Mega-church pastor Joel Osteen may lead the largest Protestant church in the United States, but a recent Facebook post shows he might need to go back to Sunday school.
A Monday post to his verified Facebook page, Joel Osteen ministries, read: “God said in Numbers 11:23, ‘Moses, is there any limit to My power?’ He was saying, ‘Moses, you saw Me part the Red Sea, stop the sun for Joshua, keep three Hebrew teenagers safe in a fiery furnace, don’t you realize that I can bring water without rain?’ There’s no limit to God’s power.”
As of Friday afternoon, the post had over 317,000 likes and 52,000 shares.
There’s just one problem: According to the Bible, Moses was dead before Joshua asked God to stop the setting of the sun, and long before the three Hebrew youths were burned in the furnace.
The Old Testament Book of Joshua explains that God appointed Joshua as Moses’s successor after Moses’s death (the first sentence literally begins, “After the death of Moses…”), who led the Israelites into battle against the Amorites, during which he commanded the sun and the moon not to move. “So the sun stood still, and the moon stopped, till the people had revenge upon their enemies,” (Joshua 10:13).
The story of the “three holy children,” as the Hebrew youths are sometimes known, is told in the Old Testament Book of Daniel. According to the passage, the Babylonian King Nebuchadnezzar, who reigned around the 6th century B.C. (long, long after the projected time of Moses), ordered his people to worship a large golden idol, “and whoever does not fall down and worship shall be cast immediately into the midst of a burning fiery furnace,” (Daniel 3:6). The three Hebrew youths refused to worship the idol and were thrown into the furnace, but were not burned.
In many Christian traditions this passage is particularly important because it is understood to prefigure Christ — when the king asked whether the three were burned, one of his counselors replied “I see four men loose, walking in the midst of the fire; and they are not hurt, and the form of the fourth is like the Son of God,” (Daniel 3:25).

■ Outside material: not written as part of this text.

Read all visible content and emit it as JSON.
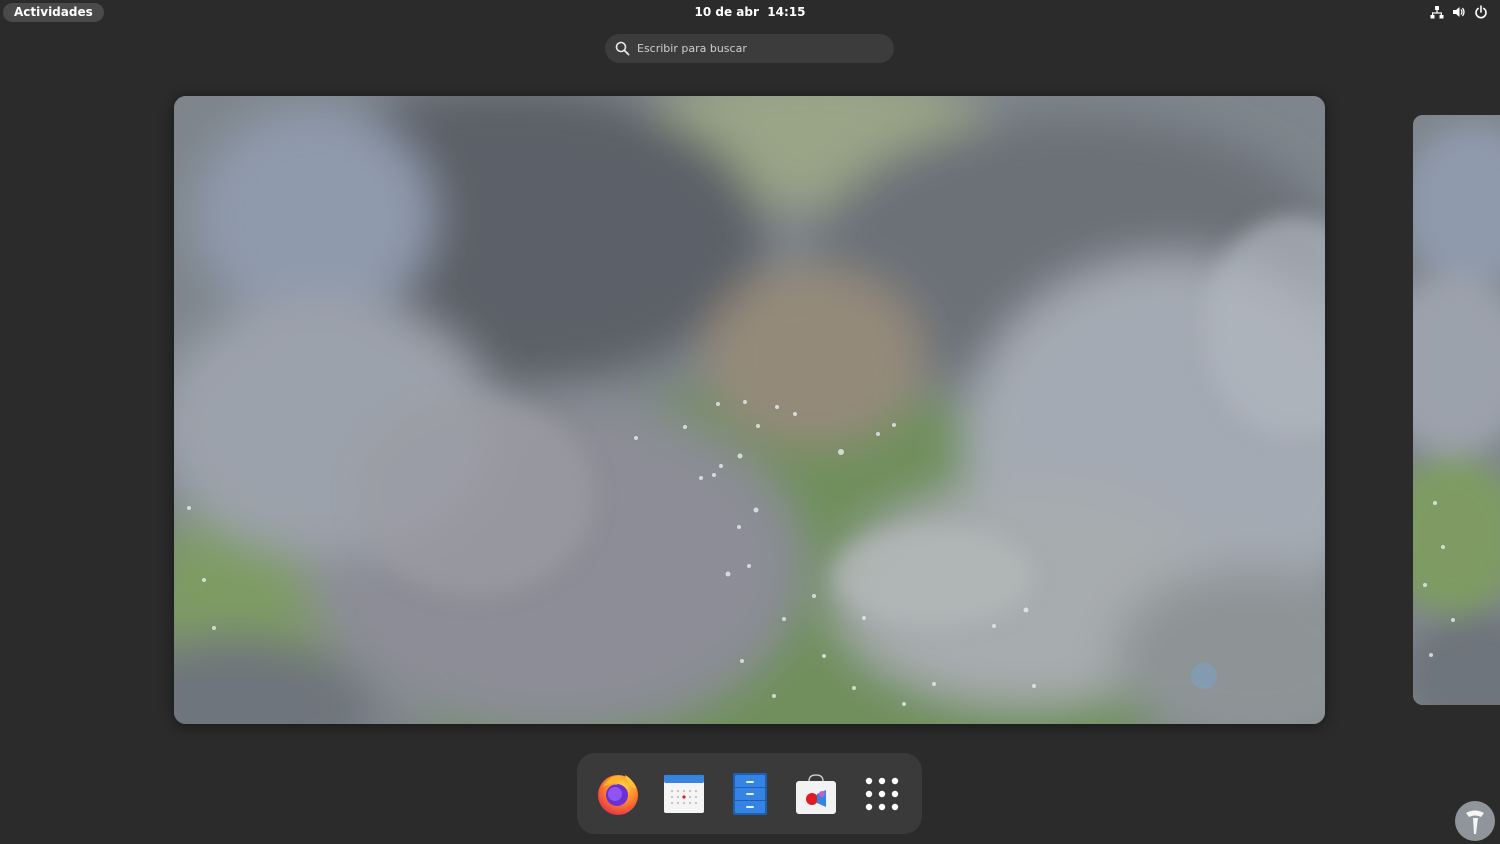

Some of Osteen’s followers noticed the error, with one commenter asking “Bro, do you even Scripture?”
Osteen, who has neither a bachelor’s nor a divinity degree, lives in a $10 million dollar mansion in Houston, Texas, and has an estimated net worth of $40 million. Nearly 50,000 people attend services at Lakewood Church every week, and millions more watch his televised sermons. Lakewood, whose “central campus” is a 16,000-seat arena, is notable for its total lack of crosses and other Christian symbols or imagery.